Hole finds the band playing to their strengths as they did on their previous releases to great, albeit not hype grabbing, results. Texas Pandaa makes dreamy music that could easily be confused for “shoegaze” though their slow, guitar-centric sound sits somewhere between Galaxie 500 and Low. Guitars drone into mind-grabbing swirls, but Texas Pandaa avoid simple repetition in favor of jumping from intimate to enormous at a second’s notice. Hole standouts like “Suddenly” and “People” both open sparsely before going widescreen mid-track, transitioning from simple backing noise to an enormous swell of noise. Considering the most common complaint with this type of music is that it’s “boring”…see this review…the songs on Hole rise well above simple background noise.
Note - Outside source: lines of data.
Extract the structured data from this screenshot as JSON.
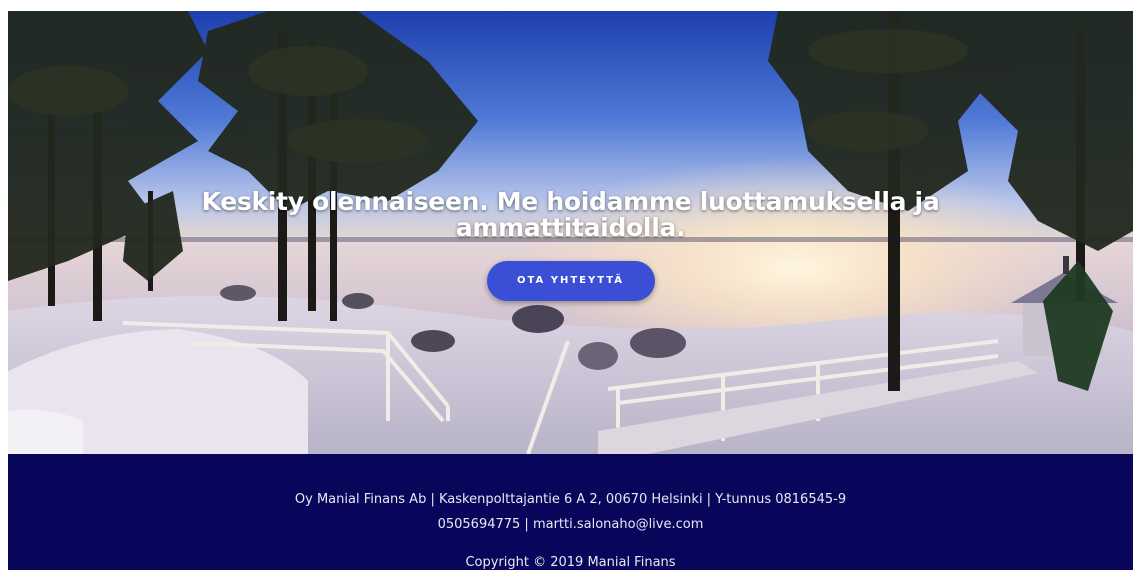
{
  "hero": {
    "headline": "Keskity olennaiseen. Me hoidamme luottamuksella ja ammattitaidolla.",
    "cta_label": "OTA YHTEYTTÄ",
    "image": "winter-seaside-pier-photo"
  },
  "footer": {
    "company_line": "Oy Manial Finans Ab | Kaskenpolttajantie 6 A 2, 00670 Helsinki | Y-tunnus 0816545-9",
    "contact_line": "0505694775 | martti.salonaho@live.com",
    "copyright": "Copyright © 2019 Manial Finans"
  },
  "colors": {
    "footer_bg": "#07065a",
    "cta_bg": "#3a4fd6",
    "text_light": "#ffffff"
  }
}
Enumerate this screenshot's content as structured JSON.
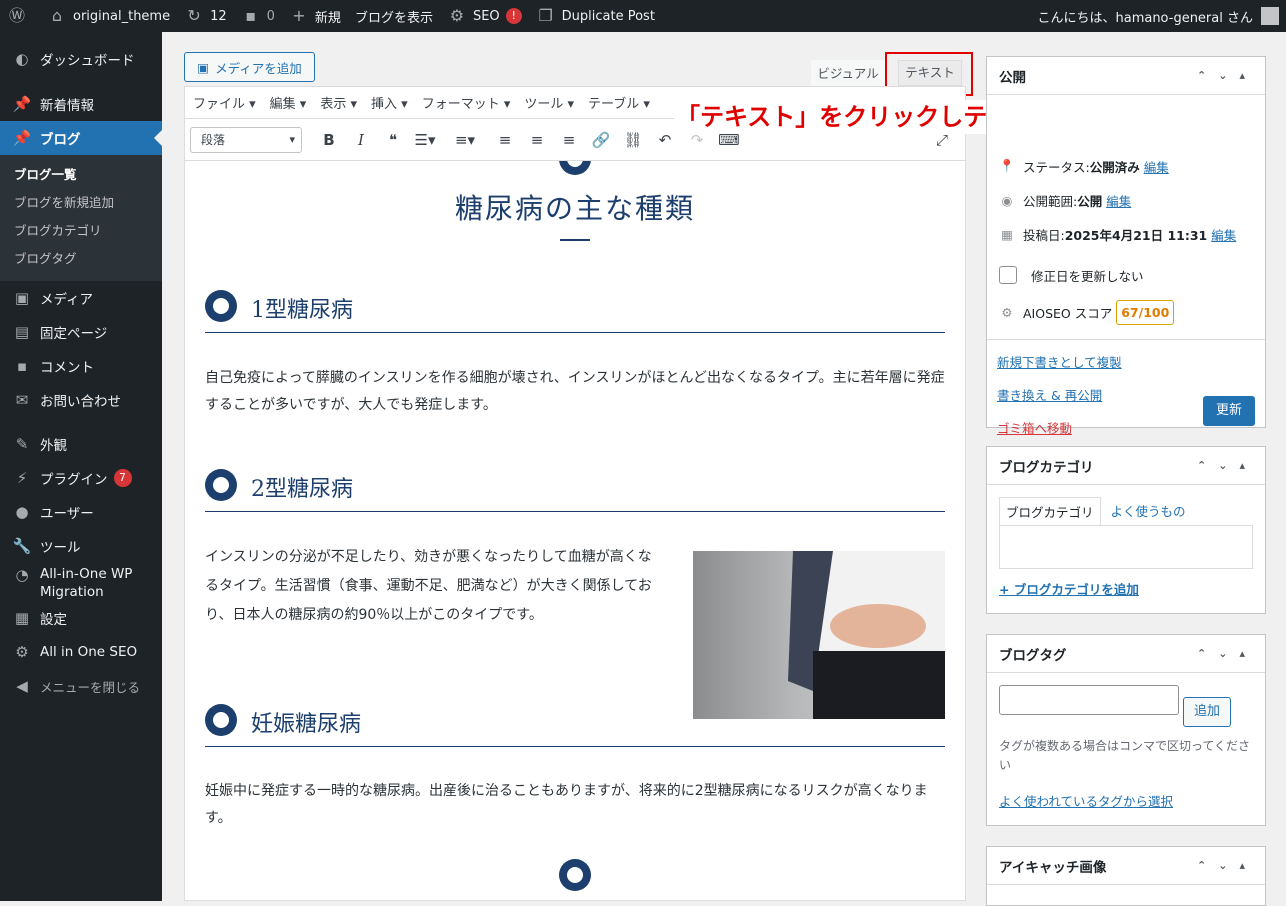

Texas Pandaa’s best technique, though, is the use of dual vocalists. Lead singers Asako and Mikiko approach vocals like twin dancers, at first twirling around one another oh-so cautiously before joining together for breathtaking results. Swaths of loneliness envelop “Suddenly” until the secondary singing creeps in and adds a a touch of sweetness and then, come the chorus, catharsis. The sparse trudge of “Frogs,” meanwhile, becomes more mournful when the voices come together. Blessed with incredibly great singing ability…check the “season changed” section from “Just In Time”…the pair singers of the group give Hole real energy, real soul.
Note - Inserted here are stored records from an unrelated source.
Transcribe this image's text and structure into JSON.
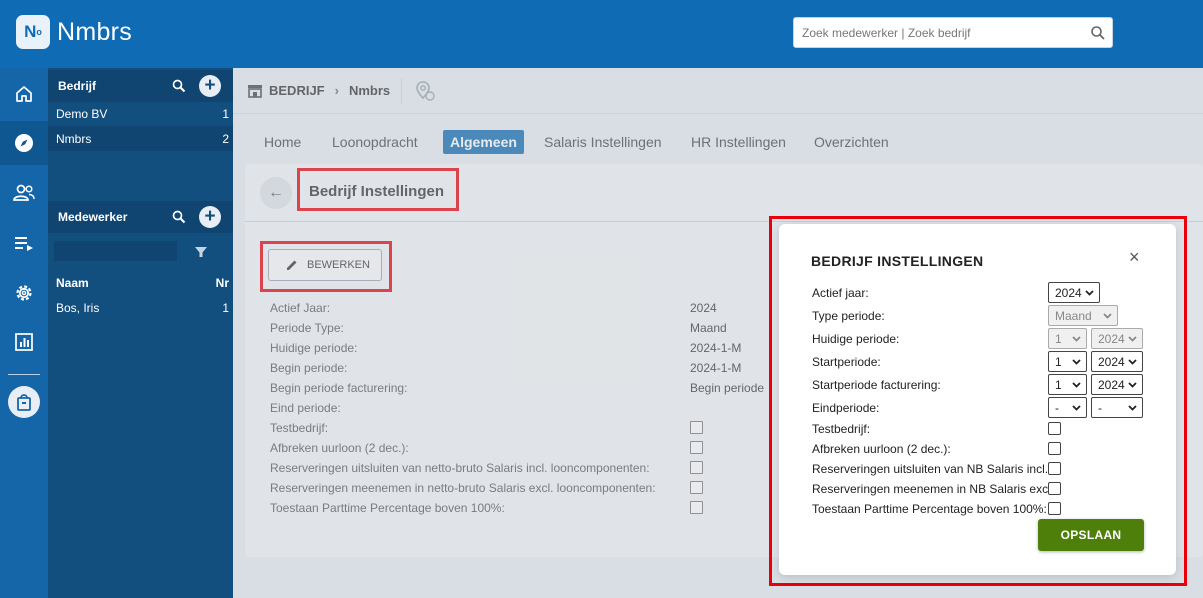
{
  "app": {
    "logo_mark": "N",
    "logo_sup": "o",
    "brand": "Nmbrs"
  },
  "search": {
    "placeholder": "Zoek medewerker | Zoek bedrijf"
  },
  "rail": {
    "icons": [
      "home-icon",
      "compass-icon",
      "users-icon",
      "playlist-icon",
      "gear-icon",
      "report-chart-icon",
      "shopping-bag-icon"
    ]
  },
  "companies": {
    "header": "Bedrijf",
    "items": [
      {
        "name": "Demo BV",
        "nr": "1"
      },
      {
        "name": "Nmbrs",
        "nr": "2"
      }
    ]
  },
  "employees": {
    "header": "Medewerker",
    "col_name": "Naam",
    "col_nr": "Nr",
    "items": [
      {
        "name": "Bos, Iris",
        "nr": "1"
      }
    ]
  },
  "breadcrumb": {
    "root": "BEDRIJF",
    "current": "Nmbrs"
  },
  "tabs": [
    "Home",
    "Loonopdracht",
    "Algemeen",
    "Salaris Instellingen",
    "HR Instellingen",
    "Overzichten"
  ],
  "card": {
    "title": "Bedrijf Instellingen",
    "edit_label": "BEWERKEN",
    "fields": [
      {
        "label": "Actief Jaar:",
        "value": "2024"
      },
      {
        "label": "Periode Type:",
        "value": "Maand"
      },
      {
        "label": "Huidige periode:",
        "value": "2024-1-M"
      },
      {
        "label": "Begin periode:",
        "value": "2024-1-M"
      },
      {
        "label": "Begin periode facturering:",
        "value": "Begin periode"
      },
      {
        "label": "Eind periode:",
        "value": ""
      },
      {
        "label": "Testbedrijf:",
        "value": ""
      },
      {
        "label": "Afbreken uurloon (2 dec.):",
        "value": ""
      },
      {
        "label": "Reserveringen uitsluiten van netto-bruto Salaris incl. looncomponenten:",
        "value": ""
      },
      {
        "label": "Reserveringen meenemen in netto-bruto Salaris excl. looncomponenten:",
        "value": ""
      },
      {
        "label": "Toestaan Parttime Percentage boven 100%:",
        "value": ""
      }
    ]
  },
  "modal": {
    "title": "BEDRIJF INSTELLINGEN",
    "close": "×",
    "actief_jaar": {
      "label": "Actief jaar:",
      "value": "2024"
    },
    "type_periode": {
      "label": "Type periode:",
      "value": "Maand"
    },
    "huidige_periode": {
      "label": "Huidige periode:",
      "period": "1",
      "year": "2024"
    },
    "startperiode": {
      "label": "Startperiode:",
      "period": "1",
      "year": "2024"
    },
    "startperiode_facturering": {
      "label": "Startperiode facturering:",
      "period": "1",
      "year": "2024"
    },
    "eindperiode": {
      "label": "Eindperiode:",
      "period": "-",
      "year": "-"
    },
    "checkboxes": [
      "Testbedrijf:",
      "Afbreken uurloon (2 dec.):",
      "Reserveringen uitsluiten van NB Salaris incl.:",
      "Reserveringen meenemen in NB Salaris excl.:",
      "Toestaan Parttime Percentage boven 100%:"
    ],
    "save_label": "OPSLAAN"
  },
  "colors": {
    "brand": "#0f6bb3",
    "panel": "#134f7e",
    "save": "#4e7f0a",
    "highlight": "#e8000a"
  }
}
Save for the pop-up-book feel of the title track…the closest the band comes to a departure, as they nearly write a straight-ahead indie pop song blessed with those voices…the tracks on Hole transform mundane moments from daily life into instances of startling importance. Like Japanese author Banana Yoshimoto’s work, Texas Pandaa transform small moments into life-altering ones, the band using the lyric sheet and that ability to go from intimate to galactic sonically. Most of Hole focuses on moments of realization, often of love ending – see “Suddenly” (“He left so suddenly/It was too hard to leave this heaven” the song starts before the protagonist realizes “I wind up suddenly/alone to find myself in this vacant”) or especially the upbeat-music-downer-lyrics of “Gone” (“I’m staring at empty cans/left on the table/thinking about what we talked last night/such damned things” before the bluntly piercing “now you’re gone/I’m so alone”).
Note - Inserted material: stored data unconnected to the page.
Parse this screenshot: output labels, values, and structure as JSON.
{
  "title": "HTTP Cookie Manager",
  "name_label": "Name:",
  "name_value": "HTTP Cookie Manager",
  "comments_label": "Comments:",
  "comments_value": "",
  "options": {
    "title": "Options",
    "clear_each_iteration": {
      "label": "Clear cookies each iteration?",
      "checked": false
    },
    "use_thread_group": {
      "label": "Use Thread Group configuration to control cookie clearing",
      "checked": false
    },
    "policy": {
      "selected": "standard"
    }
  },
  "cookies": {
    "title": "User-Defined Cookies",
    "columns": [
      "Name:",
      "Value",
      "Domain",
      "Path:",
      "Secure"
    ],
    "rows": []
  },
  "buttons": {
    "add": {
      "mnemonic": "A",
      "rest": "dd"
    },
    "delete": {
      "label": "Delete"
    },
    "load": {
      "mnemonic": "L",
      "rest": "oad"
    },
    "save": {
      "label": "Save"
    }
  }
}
It’s not all heartbreaking – the woozy “Blue Drapes” starts off setting a surreal scene (“Blue drapes were around the room/the old man was so tall/Little Jefferey was there too”) before catching the narrator finding joy (“I started dancing with him/”because I wanted to be happy”). Yet for the most part, Hole is full of sadness, but not of the “woe is me” variety. It’s of the far more devastating I-know-it’s-over-now moments, less a depressed Tumblr update and more of a specific snapshot of incoming-sorrow. Those moments take time to fully hit, and Texas Pandaa know oh-so-well how to make them stronger with time.